MNI expects few to no meaningful changes to the July FOMC Statement vs June's.

  • While unlikely, the opening paragraphs (see segment from June's statement below, with potential areas of change highlighted) could provide a meaningful surprise.
  • The July Beige Book suggested little change in economic activity vs the previous edition, so there’s probably not much for the Statement to change there. If anything the July edition was more positive on growth than in April and May. The description of job gains being “robust” could be tweaked given the first nonfarm payrolls “miss” in 15 months in June, but there’s unlikely to be any wholesale revision here.
  • There were some Beige Book acknowledgements of easing if mixed inflationary pressures though (eg NY Fed: “Inflationary pressures eased noticeably”; Cleveland “Price pressures eased”)
  • The phrase “inflation remains elevated” will change once the FOMC is prepared to signal it’s comfortable that inflation is headed toward 2% - even with June’s CPI print on the soft side, it’s premature for that yet.

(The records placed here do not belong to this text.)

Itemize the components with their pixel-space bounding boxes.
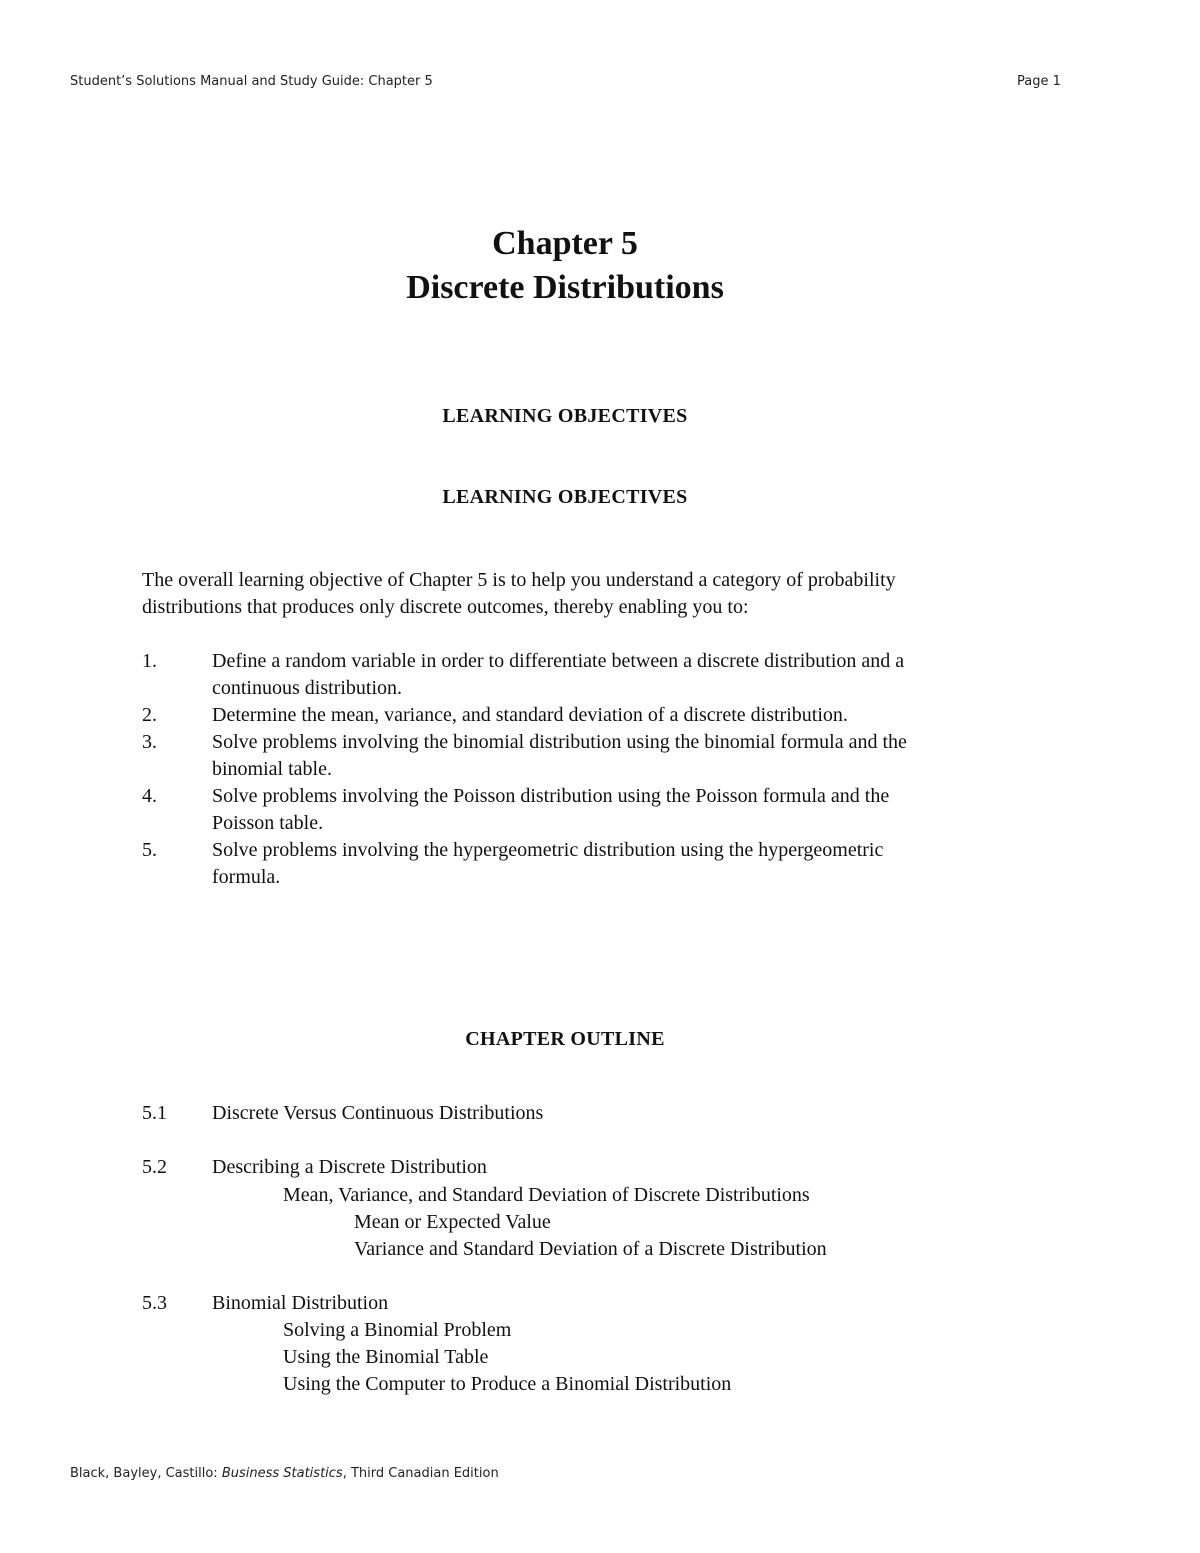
list-item-text <box>212 837 1042 891</box>
footer-book-title: Business Statistics <box>221 1466 343 1481</box>
outline-subsection: Solving a Binomial Problem <box>283 1319 512 1341</box>
list-item-line: Determine the mean, variance, and standard deviation of a discrete distribution. <box>212 704 848 726</box>
intro-line-1: The overall learning objective of Chapter 5 is to help you understand a category of probability <box>142 569 896 591</box>
footer-authors: Black, Bayley, Castillo: <box>70 1466 222 1481</box>
outline-subsection: Using the Binomial Table <box>283 1346 489 1368</box>
list-item-line: Solve problems involving the hypergeometric distribution using the hypergeometric <box>212 839 884 861</box>
intro-paragraph <box>142 567 1042 621</box>
section-title: Describing a Discrete Distribution <box>212 1156 487 1178</box>
list-item-text <box>212 648 1042 702</box>
chapter-name: Discrete Distributions <box>406 269 724 306</box>
list-item-number: 5. <box>142 839 157 861</box>
page-number: Page 1 <box>1017 74 1061 89</box>
list-item-line: Solve problems involving the binomial distribution using the binomial formula and the <box>212 731 907 753</box>
section-title: Discrete Versus Continuous Distributions <box>212 1102 544 1124</box>
list-item-line: formula. <box>212 866 281 888</box>
list-item-line: binomial table. <box>212 758 332 780</box>
outline-subsection: Using the Computer to Produce a Binomial Distribution <box>283 1373 732 1395</box>
section-number: 5.1 <box>142 1102 167 1124</box>
section-number: 5.2 <box>142 1156 167 1178</box>
list-item-number: 1. <box>142 650 157 672</box>
section-title: Binomial Distribution <box>212 1292 389 1314</box>
list-item-number: 2. <box>142 704 157 726</box>
outline-subsubsection: Mean or Expected Value <box>354 1211 551 1233</box>
list-item-text <box>212 702 1042 729</box>
list-item-number: 3. <box>142 731 157 753</box>
running-footer <box>70 1466 499 1481</box>
list-item-text <box>212 783 1042 837</box>
chapter-outline-heading: CHAPTER OUTLINE <box>465 1028 665 1050</box>
list-item-line: continuous distribution. <box>212 677 402 699</box>
section-number: 5.3 <box>142 1292 167 1314</box>
learning-objectives-heading-repeat: LEARNING OBJECTIVES <box>442 486 688 508</box>
list-item-text <box>212 729 1042 783</box>
learning-objectives-heading: LEARNING OBJECTIVES <box>442 405 688 427</box>
running-header-title: Student’s Solutions Manual and Study Guide: Chapter 5 <box>70 74 433 89</box>
list-item-line: Define a random variable in order to differentiate between a discrete distribution and a <box>212 650 905 672</box>
footer-edition: , Third Canadian Edition <box>342 1466 499 1481</box>
intro-line-2: distributions that produces only discrete outcomes, thereby enabling you to: <box>142 596 749 618</box>
outline-subsection: Mean, Variance, and Standard Deviation of Discrete Distributions <box>283 1184 810 1206</box>
list-item-number: 4. <box>142 785 157 807</box>
chapter-number: Chapter 5 <box>492 225 638 262</box>
outline-subsubsection: Variance and Standard Deviation of a Discrete Distribution <box>354 1238 827 1260</box>
list-item-line: Solve problems involving the Poisson distribution using the Poisson formula and the <box>212 785 890 807</box>
list-item-line: Poisson table. <box>212 812 324 834</box>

  • Some analysts see the inflation description softened this month on the back of the June data. If so, it would be a dovish surprise, pointing to the FOMC communicating potential for July’s hike to be the last (and as a potential market mover we’ve captured it in our Instant Answers).
  • On banks: even with prevailing FOMC sentiment (and the sectoral data itself) seeming to turn more optimistic on the banking sector outlook since June, there is little reason for the FOMC to change the paragraph on banking, which was introduced in the March meeting (replacing a paragraph that signalled risks from Ukraine-Russia fallout) yet still conveys the state of play even if only in banal fashion. Removing it would convey a conviction that banking sector issues no longer presented a reason to hold back on further monetary tightening, despite some factions on the Committee still seeing bank stress-related credit tightening as a downside risk. Even so, if this paragraph were dropped, it shouldn’t be construed as a hugely hawkish surprise or signal.